Five men were crushed to death when a concrete wall collapsed at a metal recycling site in Birmingham, Britain's second-largest city, the local West Midlands Police force said on Thursday.
Emergency services were trying to recover the bodies of the five men from the site and a sixth man was in hospital being treated for leg injuries that were serious but not life-threatening, Detective Superintendent Mark Payne told reporters.
The wall that collapsed was estimated to be between roughly 3.5 metres to 4.5 metres high, Payne said.
The West Midlands Fire Service described the scene as extremely challenging, saying it involved "significant tonnage of concrete and metal and a structure that is still unstable".
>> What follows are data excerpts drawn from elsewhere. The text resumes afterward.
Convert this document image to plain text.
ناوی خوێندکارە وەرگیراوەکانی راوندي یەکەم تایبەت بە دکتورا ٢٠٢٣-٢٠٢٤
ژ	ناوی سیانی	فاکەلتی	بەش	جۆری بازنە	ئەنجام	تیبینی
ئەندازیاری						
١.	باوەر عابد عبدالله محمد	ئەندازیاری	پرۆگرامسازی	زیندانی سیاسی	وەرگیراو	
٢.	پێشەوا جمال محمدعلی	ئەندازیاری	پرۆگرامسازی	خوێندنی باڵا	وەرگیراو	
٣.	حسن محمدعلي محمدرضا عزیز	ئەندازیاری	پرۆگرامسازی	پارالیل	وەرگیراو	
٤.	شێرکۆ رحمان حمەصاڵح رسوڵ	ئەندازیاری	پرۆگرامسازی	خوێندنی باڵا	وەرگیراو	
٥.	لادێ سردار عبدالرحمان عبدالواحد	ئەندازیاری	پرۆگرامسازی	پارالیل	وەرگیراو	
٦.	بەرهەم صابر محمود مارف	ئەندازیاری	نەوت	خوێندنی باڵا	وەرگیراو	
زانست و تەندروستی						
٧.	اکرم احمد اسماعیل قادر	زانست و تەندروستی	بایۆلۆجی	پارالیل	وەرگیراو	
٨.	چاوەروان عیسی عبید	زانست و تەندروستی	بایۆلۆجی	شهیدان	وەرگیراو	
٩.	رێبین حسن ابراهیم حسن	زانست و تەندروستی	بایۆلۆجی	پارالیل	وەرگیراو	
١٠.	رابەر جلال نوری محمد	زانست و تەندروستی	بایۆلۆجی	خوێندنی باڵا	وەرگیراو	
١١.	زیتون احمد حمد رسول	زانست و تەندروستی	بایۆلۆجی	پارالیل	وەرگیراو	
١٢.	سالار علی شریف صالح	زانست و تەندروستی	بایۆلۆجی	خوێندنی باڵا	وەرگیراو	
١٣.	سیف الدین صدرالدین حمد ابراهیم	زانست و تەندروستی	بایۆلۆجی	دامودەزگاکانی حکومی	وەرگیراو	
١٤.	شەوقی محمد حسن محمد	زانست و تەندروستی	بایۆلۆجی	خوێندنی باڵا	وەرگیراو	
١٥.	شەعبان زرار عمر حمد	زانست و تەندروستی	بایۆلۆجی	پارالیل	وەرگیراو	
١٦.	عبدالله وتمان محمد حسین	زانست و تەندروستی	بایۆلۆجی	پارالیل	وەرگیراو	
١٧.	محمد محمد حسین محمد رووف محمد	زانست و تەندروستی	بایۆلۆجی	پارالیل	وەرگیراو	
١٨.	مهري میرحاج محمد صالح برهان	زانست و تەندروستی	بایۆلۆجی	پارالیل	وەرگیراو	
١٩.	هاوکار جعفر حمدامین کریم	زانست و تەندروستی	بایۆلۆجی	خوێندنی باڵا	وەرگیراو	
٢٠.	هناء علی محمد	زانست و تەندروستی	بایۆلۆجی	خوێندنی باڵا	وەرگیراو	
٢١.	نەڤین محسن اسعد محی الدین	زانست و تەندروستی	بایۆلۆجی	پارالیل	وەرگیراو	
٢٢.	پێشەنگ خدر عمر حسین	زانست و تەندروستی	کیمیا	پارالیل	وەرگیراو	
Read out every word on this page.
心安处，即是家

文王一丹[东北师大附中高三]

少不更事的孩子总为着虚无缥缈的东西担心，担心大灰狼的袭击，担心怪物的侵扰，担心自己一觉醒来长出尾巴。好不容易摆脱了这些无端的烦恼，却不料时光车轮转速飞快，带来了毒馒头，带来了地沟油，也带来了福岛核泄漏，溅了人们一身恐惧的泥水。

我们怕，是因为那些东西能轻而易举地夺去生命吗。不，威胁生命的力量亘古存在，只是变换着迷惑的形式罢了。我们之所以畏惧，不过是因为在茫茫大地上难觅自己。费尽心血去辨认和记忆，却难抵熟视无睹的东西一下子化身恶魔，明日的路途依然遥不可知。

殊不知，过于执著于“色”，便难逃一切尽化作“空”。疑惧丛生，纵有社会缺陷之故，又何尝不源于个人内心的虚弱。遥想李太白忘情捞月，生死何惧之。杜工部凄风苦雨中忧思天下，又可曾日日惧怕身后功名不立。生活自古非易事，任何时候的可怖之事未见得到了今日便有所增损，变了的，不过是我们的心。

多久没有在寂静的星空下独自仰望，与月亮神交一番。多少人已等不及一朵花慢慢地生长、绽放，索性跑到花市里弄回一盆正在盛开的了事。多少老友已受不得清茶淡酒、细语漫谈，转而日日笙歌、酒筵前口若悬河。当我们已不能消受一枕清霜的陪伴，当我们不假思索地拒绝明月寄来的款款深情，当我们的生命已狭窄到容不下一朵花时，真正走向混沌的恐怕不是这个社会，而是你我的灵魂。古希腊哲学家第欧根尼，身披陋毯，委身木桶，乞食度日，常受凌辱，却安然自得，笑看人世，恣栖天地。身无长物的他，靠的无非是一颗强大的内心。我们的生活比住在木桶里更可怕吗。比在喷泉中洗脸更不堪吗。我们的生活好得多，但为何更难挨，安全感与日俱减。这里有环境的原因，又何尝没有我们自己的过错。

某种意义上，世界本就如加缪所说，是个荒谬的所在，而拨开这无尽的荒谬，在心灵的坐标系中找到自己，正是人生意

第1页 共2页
The accident took place in the morning at a busy site called Hawkeswood Metal in the Nechells area of Birmingham.
"At the minute we are simply trying to recover the bodies of the men and we're doing it in a way that will help us in the future to understand exactly how that wall came to fall down," Payne told reporters in a televised briefing at the scene.
He said there were records of people entering and leaving the site and emergency services were confident they had accounted for all those present at the time of the accident.
"I've seen the scene and there is nobody alive in that scene," he said.
There was no evidence of any explosion at the site, or that fire damage could have caused the collapse, Payne said, adding that the investigation into the causes of the accident was likely to take several weeks.
He said specialist officers were supporting the families of the five victims.